No attention was paid to climate change-related events in the report or its associated data.

Despite Nunavut recording the largest percentage increase in GDP, Ontario remained the largest contributor to Canadian economic growth, with a growth rate of just 1.6%, accounting for almost half of the total increase in national GDP in 2023.

British Columbia also saw a 1.6% increase in GDP, making the province the second largest contributor to national economic growth, followed by Alberta, Saskatchewan and Quebec, where their province’s GDP increased 1.5% , 1.6% and 0.2% increased. respectively.

GDP fell by almost 2.5% in Newfoundland and Labrador and less than 0.1% in the Northwest Territories.

Newfoundland and Labrador had the largest negative impact on national economic output for the third time in six years.

Meanwhile, the construction sector was the most volatile sector in 2023.

Lower construction activity was the main detractor from growth in five provinces: Prince Edward Island, New Brunswick, Quebec, Ontario and Alberta.

Conversely, construction was the largest contributor to growth in Nunavut, Saskatchewan, Newfoundland and Labrador, and the Northwest Territories.

In Nunavut, the construction of a new gold mine helped engineering construction, which increased 68%, more than offsetting declines in residential and commercial construction.

Housing construction fell in every province and territory in 2023. Six jurisdictions saw double-digit declines in production. Housing construction fell 15.5% in Prince Edward Island, 19.1% in Quebec and 12.7% in British Columbia.

The Liberals have previously argued that high levels of immigration are necessary to keep the economy supported and that a key workforce is needed to help the housing sector. Despite this, 75% of Canadians believe that high levels of immigration are fueling the housing crisis.

“We need to move away from the idea that immigrants are the main cause of housing pressure and house price growth,” said Immigration Minister Marc Miller.
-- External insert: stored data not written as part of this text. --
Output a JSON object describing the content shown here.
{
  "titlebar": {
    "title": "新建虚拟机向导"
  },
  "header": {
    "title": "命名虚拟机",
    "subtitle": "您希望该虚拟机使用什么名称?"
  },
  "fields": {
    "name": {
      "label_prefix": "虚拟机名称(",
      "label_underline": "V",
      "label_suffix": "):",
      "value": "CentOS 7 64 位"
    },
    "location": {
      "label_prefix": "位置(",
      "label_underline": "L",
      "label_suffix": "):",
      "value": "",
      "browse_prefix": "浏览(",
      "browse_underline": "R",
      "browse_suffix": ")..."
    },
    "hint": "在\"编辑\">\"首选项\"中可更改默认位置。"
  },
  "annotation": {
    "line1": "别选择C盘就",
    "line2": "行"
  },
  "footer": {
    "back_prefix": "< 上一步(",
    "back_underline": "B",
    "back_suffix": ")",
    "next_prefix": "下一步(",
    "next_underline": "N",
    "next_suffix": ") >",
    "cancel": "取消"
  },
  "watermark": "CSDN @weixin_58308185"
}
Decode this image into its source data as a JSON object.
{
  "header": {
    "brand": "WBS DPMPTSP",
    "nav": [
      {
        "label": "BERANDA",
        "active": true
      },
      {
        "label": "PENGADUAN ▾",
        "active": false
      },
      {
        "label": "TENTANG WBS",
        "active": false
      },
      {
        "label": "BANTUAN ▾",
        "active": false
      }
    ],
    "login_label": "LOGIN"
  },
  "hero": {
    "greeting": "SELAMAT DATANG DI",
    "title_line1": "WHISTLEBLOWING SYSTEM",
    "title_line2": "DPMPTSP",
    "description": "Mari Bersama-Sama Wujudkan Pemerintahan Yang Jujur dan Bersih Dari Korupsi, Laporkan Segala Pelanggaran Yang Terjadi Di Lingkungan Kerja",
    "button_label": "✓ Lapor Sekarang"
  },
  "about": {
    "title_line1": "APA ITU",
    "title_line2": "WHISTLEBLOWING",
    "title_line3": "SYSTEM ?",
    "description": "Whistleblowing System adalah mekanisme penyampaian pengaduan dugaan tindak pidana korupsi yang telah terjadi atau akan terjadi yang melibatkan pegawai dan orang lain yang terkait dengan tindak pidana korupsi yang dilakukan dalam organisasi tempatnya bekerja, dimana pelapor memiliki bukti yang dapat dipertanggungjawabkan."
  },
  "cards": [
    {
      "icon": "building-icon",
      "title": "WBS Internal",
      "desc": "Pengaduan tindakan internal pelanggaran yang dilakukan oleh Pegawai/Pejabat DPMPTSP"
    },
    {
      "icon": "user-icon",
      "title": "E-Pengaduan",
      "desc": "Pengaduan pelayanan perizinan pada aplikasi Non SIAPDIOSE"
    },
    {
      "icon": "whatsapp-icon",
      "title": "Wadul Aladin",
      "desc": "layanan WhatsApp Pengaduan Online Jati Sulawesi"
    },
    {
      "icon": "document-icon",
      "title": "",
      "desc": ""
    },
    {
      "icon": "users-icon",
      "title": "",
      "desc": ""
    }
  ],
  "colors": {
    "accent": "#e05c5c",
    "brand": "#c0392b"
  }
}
Canada’s largest housing markets also saw a decline in the number of real estate agents’ offices and real estate-related activity. Quebec, Ontario and British Columbia saw declines of 13.9%, 12.7% and 10.5% respectively.

“Year-over-year activity declined in all areas as potential buyers faced higher financing costs,” Statistics Canada said.

Final GDP data for 2023 is expected to be released in November. The data will contain more extensive details, including income and expenses. The future release will also provide revised estimates for 2021 and 2022.